Ieyasu Tokugawa famously conquered much of Japan. In his youth, however, he was heavily defeated at the Battle of Mitakatagahara by his enemy, Takuda Shingen, and fled to the nearby Hamamatsu Castle.
In order to stop the Takeda army at Ichigenzaka Hill, Honda Tadakatsu (one of Tokugawa's men ), fought so magnificently with his spear that Ieyasu was able to escape death.
Takeda's troops later produced a wooden plaque, praising Tadakatsu’s valour. It reads:“For Ieyasu, there are two formidable people: the Emperor of China, and Tadakatsu Honda".
As the first of the four main Tokugawa leaders, Honda Tadakatsu was a feudal lord in Kuwana, and the among the first to accomplish distinguished services to war.
It is said that during his career, of his fifty seven times on the battle front, he never bore a single injury.
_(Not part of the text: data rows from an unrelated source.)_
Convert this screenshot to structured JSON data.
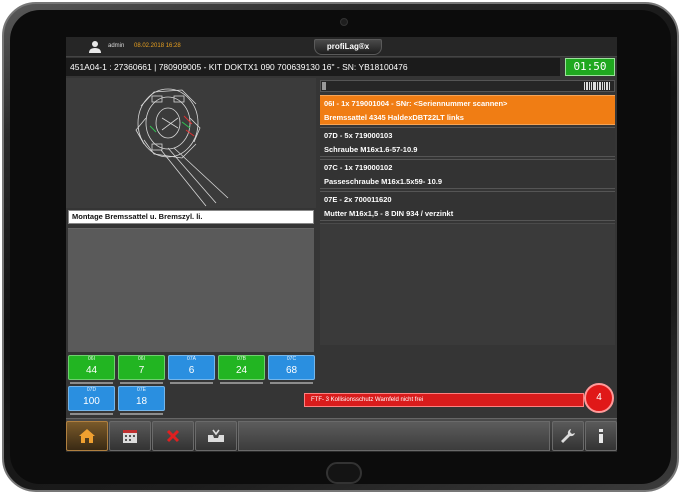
{
  "header": {
    "user": "admin",
    "timestamp": "08.02.2018 16:28",
    "brand": "profiLag®x"
  },
  "order": {
    "info": "451A04-1  : 27360661 | 780909005 - KIT DOKTX1 090 700639130 16\" - SN: YB18100476",
    "timer": "01:50"
  },
  "step": {
    "caption": "Montage Bremssattel u. Bremszyl. li."
  },
  "tiles": [
    {
      "label": "06I",
      "value": "44",
      "color": "#22b522"
    },
    {
      "label": "06I",
      "value": "7",
      "color": "#22b522"
    },
    {
      "label": "07A",
      "value": "6",
      "color": "#2a8fe0"
    },
    {
      "label": "07B",
      "value": "24",
      "color": "#22b522"
    },
    {
      "label": "07C",
      "value": "68",
      "color": "#2a8fe0"
    },
    {
      "label": "07D",
      "value": "100",
      "color": "#2a8fe0"
    },
    {
      "label": "07E",
      "value": "18",
      "color": "#2a8fe0"
    }
  ],
  "items": [
    {
      "line1": "06I - 1x 719001004 - SNr: <Seriennummer scannen>",
      "line2": "Bremssattel 4345 HaldexDBT22LT links",
      "active": true
    },
    {
      "line1": "07D - 5x 719000103",
      "line2": "Schraube M16x1.6-57-10.9",
      "active": false
    },
    {
      "line1": "07C - 1x 719000102",
      "line2": "Passeschraube M16x1.5x59- 10.9",
      "active": false
    },
    {
      "line1": "07E - 2x 700011620",
      "line2": "Mutter M16x1,5 - 8 DIN 934 / verzinkt",
      "active": false
    }
  ],
  "error": {
    "message": "FTF- 3 Kollisionsschutz Warnfeld nicht frei",
    "count": "4"
  },
  "toolbar": {
    "buttons": [
      "home-icon",
      "calendar-icon",
      "cancel-icon",
      "inbox-icon",
      "wrench-icon",
      "info-icon"
    ]
  },
  "colors": {
    "accent": "#f07d14",
    "ok": "#22b522",
    "info": "#2a8fe0",
    "alert": "#d91c1c",
    "timer": "#1fa81f"
  }
}
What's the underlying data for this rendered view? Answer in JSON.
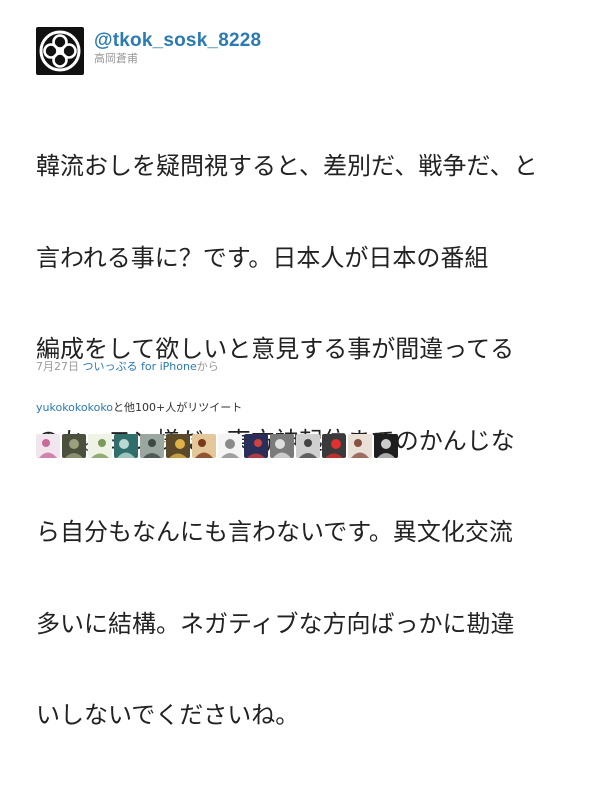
{
  "user": {
    "screen_name": "@tkok_sosk_8228",
    "full_name": "高岡蒼甫",
    "avatar_icon": "family-crest-icon"
  },
  "tweet": {
    "lines": [
      "韓流おしを疑問視すると、差別だ、戦争だ、と",
      "言われる事に？です。日本人が日本の番組",
      "編成をして欲しいと意見する事が間違ってる",
      "のか。ヨン様だ、東方神起位までのかんじな",
      "ら自分もなんにも言わないです。異文化交流",
      "多いに結構。ネガティブな方向ばっかに勘違",
      "いしないでくださいね。"
    ]
  },
  "meta": {
    "date": "7月27日",
    "client_link": "ついっぷる for iPhone",
    "suffix": "から"
  },
  "retweets": {
    "user": "yukokokokoko",
    "text": "と他100+人がリツイート",
    "avatars": [
      {
        "name": "retweeter-avatar-1",
        "bg": "#f2e6ee",
        "fg": "#c86a9a"
      },
      {
        "name": "retweeter-avatar-2",
        "bg": "#4a4f3e",
        "fg": "#9aa07a"
      },
      {
        "name": "retweeter-avatar-3",
        "bg": "#eef3e6",
        "fg": "#7a9a5a"
      },
      {
        "name": "retweeter-avatar-4",
        "bg": "#2f6e6a",
        "fg": "#b9d8d2"
      },
      {
        "name": "retweeter-avatar-5",
        "bg": "#9aa6a0",
        "fg": "#3c4a44"
      },
      {
        "name": "retweeter-avatar-6",
        "bg": "#5a4a2a",
        "fg": "#e0b24a"
      },
      {
        "name": "retweeter-avatar-7",
        "bg": "#e4c89a",
        "fg": "#7a3a1a"
      },
      {
        "name": "retweeter-avatar-8",
        "bg": "#f4f4f4",
        "fg": "#8a8a8a"
      },
      {
        "name": "retweeter-avatar-9",
        "bg": "#2a2f5a",
        "fg": "#d04040"
      },
      {
        "name": "retweeter-avatar-10",
        "bg": "#7a7a7a",
        "fg": "#dddddd"
      },
      {
        "name": "retweeter-avatar-11",
        "bg": "#cfcfcf",
        "fg": "#444444"
      },
      {
        "name": "retweeter-avatar-12",
        "bg": "#3a3a3a",
        "fg": "#e03030"
      },
      {
        "name": "retweeter-avatar-13",
        "bg": "#e9e0d8",
        "fg": "#8a5040"
      },
      {
        "name": "retweeter-avatar-14",
        "bg": "#1e1e1e",
        "fg": "#cccccc"
      }
    ]
  },
  "colors": {
    "link": "#2a7ab3",
    "text": "#222222",
    "muted": "#999999"
  }
}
Because of his great renown in battle, the name‘Tadakatsu' even took on a new meaning. In Japanese ‘tada’ can mean ‘only', and ‘katsu’can mean ‘win’. His name was therefore facetiously re-interpreted as meaning ‘only winning’- a strikingly appropriate linguistic coincidence!
Today, a statue of Tadakatsu stands outside Yoshinomaru Community Park.
Open: open to visitors 24 hours
Address: Kuwana-shi, Yoshinomaru 5-1
By train: about a 20 minute journey from JR · Kintetsu Nagoya Station to JR · Kintetsu Kuwana Station, and from there about a 30 minute walk.